Le black-out Espagne et Portugal est le fruit d'une chaîne d’événements et non d’une seule cause. Le rapport final, publié récemment, retrace le déroulement des faits et le met en perspective avec le réseau français, réputé plus robuste sur plusieurs points. Les experts tirent des conclusions et formulent des recommandations pour éviter qu’un tel épisode ne se reproduise.
Un incident sans précédent sur le réseau européen
Le 28 avril 2025, l’Espagne et le Portugal ont subi un black-out électrique durant plusieurs heures, avec des répercussions limitées dans le sud-ouest de la France. L’enquête d’ENTSO-E a rapidement démarré et promettait des mois d’analyse.
Après près d’un an, le rapport définitif (472 pages) confirme que l’incident est classé au niveau 3 sur l’échelle ICS, le niveau le plus élevé et le plus rare. Le document est le fruit du travail de dizaines d’experts et de nombreuses réunions.
Selon ENTSO-E, il s’agit de « la panne de courant la plus grave survenue sur le réseau électrique européen depuis plus de vingt ans », tout en précisant que le reste du système européen n’a enregistré aucune perturbation majeure.
Comment est arrivée la panne : une cascade de facteurs
Selon les autorités, rien n’indique une cause unique. L’analyse met en évidence une surtension initiale qui a déclenché une cascade de pertes de production, entraînant une chute rapide de la production et une perte de synchronisation entre la péninsule ibérique et le reste de l’Europe.
Le rapport liste des éléments comme oscillations et écarts de tension, gestion de la puissance réactive, différences dans les pratiques de régulation de la tension, déconnexions et baisses de générateurs en Espagne, ainsi que des capacités de stabilisation inégales.
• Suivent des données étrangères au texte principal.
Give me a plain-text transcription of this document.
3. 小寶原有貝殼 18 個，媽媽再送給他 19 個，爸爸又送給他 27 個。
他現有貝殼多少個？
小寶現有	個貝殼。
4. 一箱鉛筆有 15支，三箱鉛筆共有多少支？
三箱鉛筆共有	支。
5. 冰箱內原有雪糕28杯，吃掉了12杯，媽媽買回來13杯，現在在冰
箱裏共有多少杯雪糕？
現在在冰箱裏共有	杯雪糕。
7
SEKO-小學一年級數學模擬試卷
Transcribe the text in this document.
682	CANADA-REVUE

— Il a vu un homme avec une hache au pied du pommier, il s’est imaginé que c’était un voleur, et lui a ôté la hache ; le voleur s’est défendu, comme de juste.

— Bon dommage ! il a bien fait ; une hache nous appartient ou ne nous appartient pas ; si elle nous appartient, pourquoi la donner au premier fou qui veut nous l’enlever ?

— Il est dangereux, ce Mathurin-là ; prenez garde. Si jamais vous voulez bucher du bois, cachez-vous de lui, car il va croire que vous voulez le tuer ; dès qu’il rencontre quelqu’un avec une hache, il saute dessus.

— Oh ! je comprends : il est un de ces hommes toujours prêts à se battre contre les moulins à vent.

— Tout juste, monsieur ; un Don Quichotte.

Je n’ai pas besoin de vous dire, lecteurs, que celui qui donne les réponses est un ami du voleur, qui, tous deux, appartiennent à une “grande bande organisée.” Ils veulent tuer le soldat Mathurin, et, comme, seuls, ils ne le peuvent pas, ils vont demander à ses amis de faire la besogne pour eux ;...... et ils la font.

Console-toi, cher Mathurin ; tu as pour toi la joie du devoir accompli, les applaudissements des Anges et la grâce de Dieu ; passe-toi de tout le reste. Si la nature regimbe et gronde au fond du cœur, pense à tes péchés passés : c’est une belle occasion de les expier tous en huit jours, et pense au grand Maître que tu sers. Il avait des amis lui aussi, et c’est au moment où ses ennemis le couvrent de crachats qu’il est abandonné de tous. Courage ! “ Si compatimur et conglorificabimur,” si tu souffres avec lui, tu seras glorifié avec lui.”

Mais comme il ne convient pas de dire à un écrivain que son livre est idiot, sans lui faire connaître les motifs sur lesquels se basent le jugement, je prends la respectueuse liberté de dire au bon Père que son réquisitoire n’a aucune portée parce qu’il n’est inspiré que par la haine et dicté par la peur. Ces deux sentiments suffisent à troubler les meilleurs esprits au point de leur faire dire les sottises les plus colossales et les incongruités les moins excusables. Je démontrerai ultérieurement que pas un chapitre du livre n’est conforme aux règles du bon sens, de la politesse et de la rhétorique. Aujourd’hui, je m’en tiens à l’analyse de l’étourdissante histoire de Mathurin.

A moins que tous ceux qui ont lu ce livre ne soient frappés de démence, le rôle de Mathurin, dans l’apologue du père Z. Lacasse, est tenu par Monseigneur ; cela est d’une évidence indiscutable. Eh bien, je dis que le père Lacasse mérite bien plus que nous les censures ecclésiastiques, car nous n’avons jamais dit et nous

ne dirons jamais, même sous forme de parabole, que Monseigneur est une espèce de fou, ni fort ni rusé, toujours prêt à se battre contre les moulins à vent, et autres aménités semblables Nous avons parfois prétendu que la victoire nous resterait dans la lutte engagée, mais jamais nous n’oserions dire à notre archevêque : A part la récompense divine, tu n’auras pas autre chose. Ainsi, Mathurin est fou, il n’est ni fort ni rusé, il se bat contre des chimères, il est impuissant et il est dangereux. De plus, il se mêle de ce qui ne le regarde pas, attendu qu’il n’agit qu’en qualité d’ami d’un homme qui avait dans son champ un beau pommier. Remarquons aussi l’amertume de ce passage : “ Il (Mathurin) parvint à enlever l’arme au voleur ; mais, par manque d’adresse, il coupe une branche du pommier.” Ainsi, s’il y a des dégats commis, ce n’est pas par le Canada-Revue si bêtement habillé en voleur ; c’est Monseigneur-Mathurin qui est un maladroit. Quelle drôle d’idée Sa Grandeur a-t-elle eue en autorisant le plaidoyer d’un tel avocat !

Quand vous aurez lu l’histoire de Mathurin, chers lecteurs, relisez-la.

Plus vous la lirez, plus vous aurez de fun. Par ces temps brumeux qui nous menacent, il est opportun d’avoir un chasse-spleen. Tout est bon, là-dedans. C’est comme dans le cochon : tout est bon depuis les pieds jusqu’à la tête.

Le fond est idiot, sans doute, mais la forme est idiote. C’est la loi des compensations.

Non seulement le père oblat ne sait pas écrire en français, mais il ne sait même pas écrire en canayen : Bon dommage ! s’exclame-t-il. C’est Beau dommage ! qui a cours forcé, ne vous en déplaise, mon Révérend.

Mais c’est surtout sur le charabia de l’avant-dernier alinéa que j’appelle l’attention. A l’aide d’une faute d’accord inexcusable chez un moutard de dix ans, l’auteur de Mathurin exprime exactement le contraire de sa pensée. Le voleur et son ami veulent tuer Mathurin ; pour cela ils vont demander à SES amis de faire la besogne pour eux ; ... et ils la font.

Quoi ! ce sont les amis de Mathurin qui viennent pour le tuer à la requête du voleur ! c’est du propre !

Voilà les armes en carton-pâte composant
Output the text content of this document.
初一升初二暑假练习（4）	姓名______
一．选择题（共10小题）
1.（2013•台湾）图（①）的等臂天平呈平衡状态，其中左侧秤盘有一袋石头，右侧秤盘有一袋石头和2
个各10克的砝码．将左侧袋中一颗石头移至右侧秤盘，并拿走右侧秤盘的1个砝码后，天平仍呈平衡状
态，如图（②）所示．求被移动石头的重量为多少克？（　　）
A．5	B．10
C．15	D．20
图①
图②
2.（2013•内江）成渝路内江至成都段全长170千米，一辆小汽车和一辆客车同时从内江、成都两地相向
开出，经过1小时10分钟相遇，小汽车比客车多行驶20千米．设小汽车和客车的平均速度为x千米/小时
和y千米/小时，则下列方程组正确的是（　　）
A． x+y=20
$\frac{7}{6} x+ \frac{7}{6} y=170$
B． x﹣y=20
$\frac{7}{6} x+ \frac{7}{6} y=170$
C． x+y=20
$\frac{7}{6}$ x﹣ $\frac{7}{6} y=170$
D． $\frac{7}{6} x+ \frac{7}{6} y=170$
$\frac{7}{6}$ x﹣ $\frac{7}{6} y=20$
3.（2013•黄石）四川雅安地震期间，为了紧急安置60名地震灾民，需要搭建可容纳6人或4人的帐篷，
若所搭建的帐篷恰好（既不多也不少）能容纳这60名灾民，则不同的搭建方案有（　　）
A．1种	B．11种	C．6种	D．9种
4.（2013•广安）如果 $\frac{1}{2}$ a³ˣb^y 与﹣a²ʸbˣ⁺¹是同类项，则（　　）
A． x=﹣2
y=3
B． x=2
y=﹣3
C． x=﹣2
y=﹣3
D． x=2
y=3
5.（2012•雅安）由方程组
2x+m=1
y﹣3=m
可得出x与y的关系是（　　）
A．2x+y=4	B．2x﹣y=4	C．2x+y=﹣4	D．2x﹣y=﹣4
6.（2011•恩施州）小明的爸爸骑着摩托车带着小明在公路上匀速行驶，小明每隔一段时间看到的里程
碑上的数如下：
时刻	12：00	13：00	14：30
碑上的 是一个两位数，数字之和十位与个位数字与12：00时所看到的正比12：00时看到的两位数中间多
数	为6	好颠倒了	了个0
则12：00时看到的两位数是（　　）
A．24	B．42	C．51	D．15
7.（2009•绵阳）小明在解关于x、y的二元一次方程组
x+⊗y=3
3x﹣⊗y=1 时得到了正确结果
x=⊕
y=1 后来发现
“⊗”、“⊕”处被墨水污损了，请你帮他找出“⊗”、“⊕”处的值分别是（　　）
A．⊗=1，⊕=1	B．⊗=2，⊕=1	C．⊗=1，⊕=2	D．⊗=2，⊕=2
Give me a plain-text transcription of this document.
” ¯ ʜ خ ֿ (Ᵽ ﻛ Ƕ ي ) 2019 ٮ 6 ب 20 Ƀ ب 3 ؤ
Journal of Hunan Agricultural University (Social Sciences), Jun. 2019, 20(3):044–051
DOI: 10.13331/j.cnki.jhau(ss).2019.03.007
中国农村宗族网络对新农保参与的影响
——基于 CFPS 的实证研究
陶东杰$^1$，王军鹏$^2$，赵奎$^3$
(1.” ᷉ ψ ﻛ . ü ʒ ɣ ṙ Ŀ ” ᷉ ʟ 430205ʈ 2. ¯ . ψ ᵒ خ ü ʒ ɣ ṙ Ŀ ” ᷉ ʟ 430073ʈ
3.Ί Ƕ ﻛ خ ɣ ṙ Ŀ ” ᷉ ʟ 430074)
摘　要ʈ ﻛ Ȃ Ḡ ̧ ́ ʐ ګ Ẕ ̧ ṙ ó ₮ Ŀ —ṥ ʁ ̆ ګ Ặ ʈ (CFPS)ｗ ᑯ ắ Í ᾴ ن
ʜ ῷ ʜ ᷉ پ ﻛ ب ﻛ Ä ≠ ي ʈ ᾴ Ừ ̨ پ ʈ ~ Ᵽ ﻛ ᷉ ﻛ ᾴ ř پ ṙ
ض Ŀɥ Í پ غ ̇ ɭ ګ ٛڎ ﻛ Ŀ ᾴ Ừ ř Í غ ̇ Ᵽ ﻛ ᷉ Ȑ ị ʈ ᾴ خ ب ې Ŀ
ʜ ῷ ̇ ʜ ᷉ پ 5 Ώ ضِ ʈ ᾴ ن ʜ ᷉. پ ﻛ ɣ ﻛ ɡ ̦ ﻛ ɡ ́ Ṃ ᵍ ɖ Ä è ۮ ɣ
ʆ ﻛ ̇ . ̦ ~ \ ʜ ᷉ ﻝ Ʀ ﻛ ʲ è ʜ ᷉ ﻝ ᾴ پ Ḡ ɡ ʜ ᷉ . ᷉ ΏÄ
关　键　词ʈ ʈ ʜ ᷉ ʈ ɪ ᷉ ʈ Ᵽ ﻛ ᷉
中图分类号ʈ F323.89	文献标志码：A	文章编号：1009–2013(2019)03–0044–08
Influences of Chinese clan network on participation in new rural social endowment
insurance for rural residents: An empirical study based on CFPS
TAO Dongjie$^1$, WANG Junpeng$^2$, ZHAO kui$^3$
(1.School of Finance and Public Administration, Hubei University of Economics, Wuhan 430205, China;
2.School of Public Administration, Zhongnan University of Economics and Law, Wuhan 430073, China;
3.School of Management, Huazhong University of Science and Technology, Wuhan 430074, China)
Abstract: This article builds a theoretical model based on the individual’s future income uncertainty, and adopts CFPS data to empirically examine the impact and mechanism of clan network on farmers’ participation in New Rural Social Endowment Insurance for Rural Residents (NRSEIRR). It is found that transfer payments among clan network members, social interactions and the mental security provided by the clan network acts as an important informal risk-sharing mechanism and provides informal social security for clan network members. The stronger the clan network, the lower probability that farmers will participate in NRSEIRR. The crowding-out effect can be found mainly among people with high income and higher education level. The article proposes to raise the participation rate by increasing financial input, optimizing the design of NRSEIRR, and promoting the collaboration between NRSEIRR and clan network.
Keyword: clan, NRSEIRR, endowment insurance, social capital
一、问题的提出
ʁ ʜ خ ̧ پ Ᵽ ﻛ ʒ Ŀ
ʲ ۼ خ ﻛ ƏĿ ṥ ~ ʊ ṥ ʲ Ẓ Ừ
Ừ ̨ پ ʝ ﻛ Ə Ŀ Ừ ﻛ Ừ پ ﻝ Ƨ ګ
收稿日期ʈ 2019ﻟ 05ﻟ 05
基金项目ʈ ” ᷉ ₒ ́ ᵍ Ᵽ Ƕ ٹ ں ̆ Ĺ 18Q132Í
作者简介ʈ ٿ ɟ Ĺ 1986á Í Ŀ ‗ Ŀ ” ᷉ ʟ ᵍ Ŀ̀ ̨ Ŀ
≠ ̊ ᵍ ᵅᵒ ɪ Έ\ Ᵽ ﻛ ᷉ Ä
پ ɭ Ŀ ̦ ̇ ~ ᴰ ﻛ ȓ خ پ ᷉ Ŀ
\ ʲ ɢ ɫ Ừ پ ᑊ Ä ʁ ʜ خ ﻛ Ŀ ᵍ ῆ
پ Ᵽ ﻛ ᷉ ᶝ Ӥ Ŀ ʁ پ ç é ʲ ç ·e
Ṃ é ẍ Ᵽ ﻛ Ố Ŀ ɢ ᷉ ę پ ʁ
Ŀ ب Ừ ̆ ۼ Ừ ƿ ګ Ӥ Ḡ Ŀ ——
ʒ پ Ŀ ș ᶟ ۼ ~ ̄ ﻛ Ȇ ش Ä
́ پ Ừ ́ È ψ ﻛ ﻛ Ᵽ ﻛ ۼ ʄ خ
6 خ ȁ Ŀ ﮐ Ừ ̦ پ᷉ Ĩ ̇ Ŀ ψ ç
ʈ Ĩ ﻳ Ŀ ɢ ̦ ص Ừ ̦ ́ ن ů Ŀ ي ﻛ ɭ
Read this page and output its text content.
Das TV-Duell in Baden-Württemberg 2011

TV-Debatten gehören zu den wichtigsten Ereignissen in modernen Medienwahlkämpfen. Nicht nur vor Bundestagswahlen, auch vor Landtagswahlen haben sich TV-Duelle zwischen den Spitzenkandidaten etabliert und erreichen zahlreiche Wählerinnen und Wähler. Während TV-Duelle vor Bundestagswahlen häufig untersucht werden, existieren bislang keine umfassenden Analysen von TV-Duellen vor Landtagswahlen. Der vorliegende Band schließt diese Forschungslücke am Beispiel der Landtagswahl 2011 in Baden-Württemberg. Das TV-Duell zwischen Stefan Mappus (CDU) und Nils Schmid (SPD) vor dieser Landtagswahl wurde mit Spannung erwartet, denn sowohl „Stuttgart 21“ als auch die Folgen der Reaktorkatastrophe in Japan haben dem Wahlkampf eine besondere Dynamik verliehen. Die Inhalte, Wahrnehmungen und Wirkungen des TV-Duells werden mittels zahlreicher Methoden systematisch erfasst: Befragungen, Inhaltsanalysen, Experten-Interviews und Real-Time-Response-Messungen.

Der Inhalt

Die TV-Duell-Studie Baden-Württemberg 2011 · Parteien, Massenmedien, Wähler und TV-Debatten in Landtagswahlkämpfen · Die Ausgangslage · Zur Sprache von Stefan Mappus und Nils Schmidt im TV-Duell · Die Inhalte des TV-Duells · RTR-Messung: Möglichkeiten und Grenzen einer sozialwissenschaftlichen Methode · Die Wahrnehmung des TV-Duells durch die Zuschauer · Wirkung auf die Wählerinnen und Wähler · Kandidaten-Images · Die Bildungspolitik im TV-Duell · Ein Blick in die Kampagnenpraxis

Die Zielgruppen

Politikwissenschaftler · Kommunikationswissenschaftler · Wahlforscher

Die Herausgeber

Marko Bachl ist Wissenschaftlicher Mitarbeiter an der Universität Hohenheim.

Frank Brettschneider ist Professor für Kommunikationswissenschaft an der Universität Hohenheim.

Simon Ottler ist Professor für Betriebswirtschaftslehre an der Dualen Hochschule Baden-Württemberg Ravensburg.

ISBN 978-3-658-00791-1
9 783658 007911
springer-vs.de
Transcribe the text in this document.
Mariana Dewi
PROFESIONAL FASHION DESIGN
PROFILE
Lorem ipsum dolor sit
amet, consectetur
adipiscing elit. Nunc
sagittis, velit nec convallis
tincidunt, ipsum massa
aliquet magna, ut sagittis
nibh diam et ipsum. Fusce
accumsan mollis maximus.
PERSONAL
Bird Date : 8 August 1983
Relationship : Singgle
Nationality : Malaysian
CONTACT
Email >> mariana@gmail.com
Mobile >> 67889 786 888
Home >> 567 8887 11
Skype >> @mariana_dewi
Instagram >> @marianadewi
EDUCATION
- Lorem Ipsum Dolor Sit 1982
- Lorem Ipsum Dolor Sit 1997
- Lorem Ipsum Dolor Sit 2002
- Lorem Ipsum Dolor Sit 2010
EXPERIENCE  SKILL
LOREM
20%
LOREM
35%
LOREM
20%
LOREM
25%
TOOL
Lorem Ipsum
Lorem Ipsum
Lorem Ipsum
Ensemble, ces facteurs ont alimenté une augmentation rapide de la tension et des coupures à la fois en Espagne continentale et au Portugal.
Ce que disent les autorités et ce que cela change
- Facteur multifactoriel : l’événement résulte d’une combinaison de mécanismes qui ont amplifié la défaillance.
- Impact local : le contrecoup est resté essentiellement ibérique, sans perturbations significatives ailleurs en Europe.
- Cyberattaque écartée : l’hypothèse d’une attaque informatique a été officiellement réfutée par les autorités.
Contexte, limites et ce qu’on ne sait pas encore
Le rapport demeure technique et détaillé, et certaines zones restent sujettes à interprétation. Il souligne qu’un ensemble de facteurs a rendu le réseau ibérique fragile le temps d’un instant, mais il reste difficile de quantifier l’influence exacte de chaque élément et d’évaluer l’efficacité des mesures préventives. Des recommandations opérationnelles et d’investissement sont néanmoins proposées pour renforcer la résilience du système.
Pour terminer
Ce qui frappe, c’est la complexité croissante des réseaux et la nécessité d’une coordination renforcée entre opérateurs et autorités. Je retiens surtout l’idée que la résilience ne s’improvise pas : elle se construit par des investissements techniques, des outils de régulation avancés et une supervision continue. Le rapport d’ENTSO-E donne une cartographie utile et des points d’action clairs pour éviter qu’un tel épisode se réédite.